Dictionary compression is a known technique, promising to solve the problem of compressing small inputs. However, it has been only available to implementers since relatively recently, as newer compression algorithms shipped dictionary builders alongside their main codec. Due to this recent timeframe, complexities around deploying this solution at larger scales only start to be appreciated. Understanding these difficulties, and finding ways to harness them, is key to target system's performance and reliability. Yet, the price is big, as dictionary compression not only improves compression, it also offers the potential to redesign systems around their capabilities.
We'll cover the benefits, trade-off and operational difficulties of dictionary compression, as well as their important second-order impacts for systems adopting it.
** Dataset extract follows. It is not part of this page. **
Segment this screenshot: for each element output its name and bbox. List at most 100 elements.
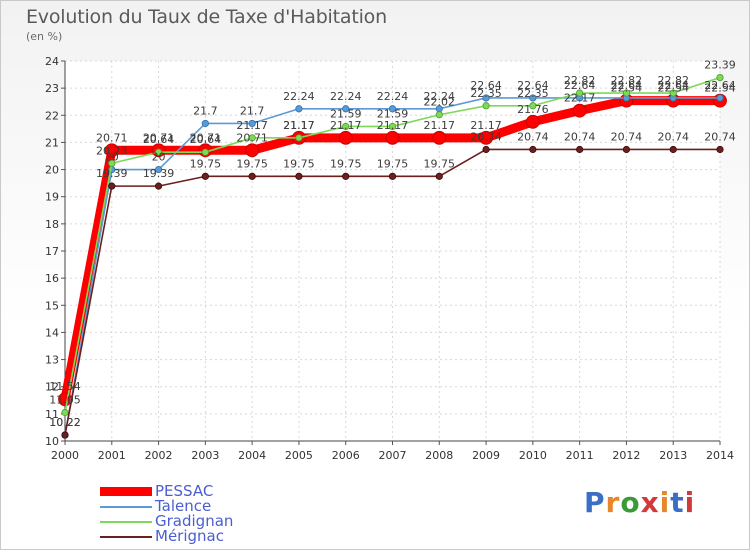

Yann Collet is a software programmer working at Facebook, and the Tech Lead of its Data Compression team. Several of his open-source projects have achieved mainstream status, such as Zstandard (https://www.zstandard.org), a modern compression algorithm with a wide range of operating trade-offs, LZ4 (https://www.lz4.org), a light and very fast data compression library, xxHash (https://www.xxhash.com), an extremely fast non-cryptographic hash algorithm, and Finite State Entropy (https://github.com/Cyan4973/FiniteStateEntropy), the first known efficient ANS entropy coder (a modern replacement of Huffman). His primary research interest is in applied data compression, with a focus on building solutions which become highly deployable, for cloud data centers, terminals and applications.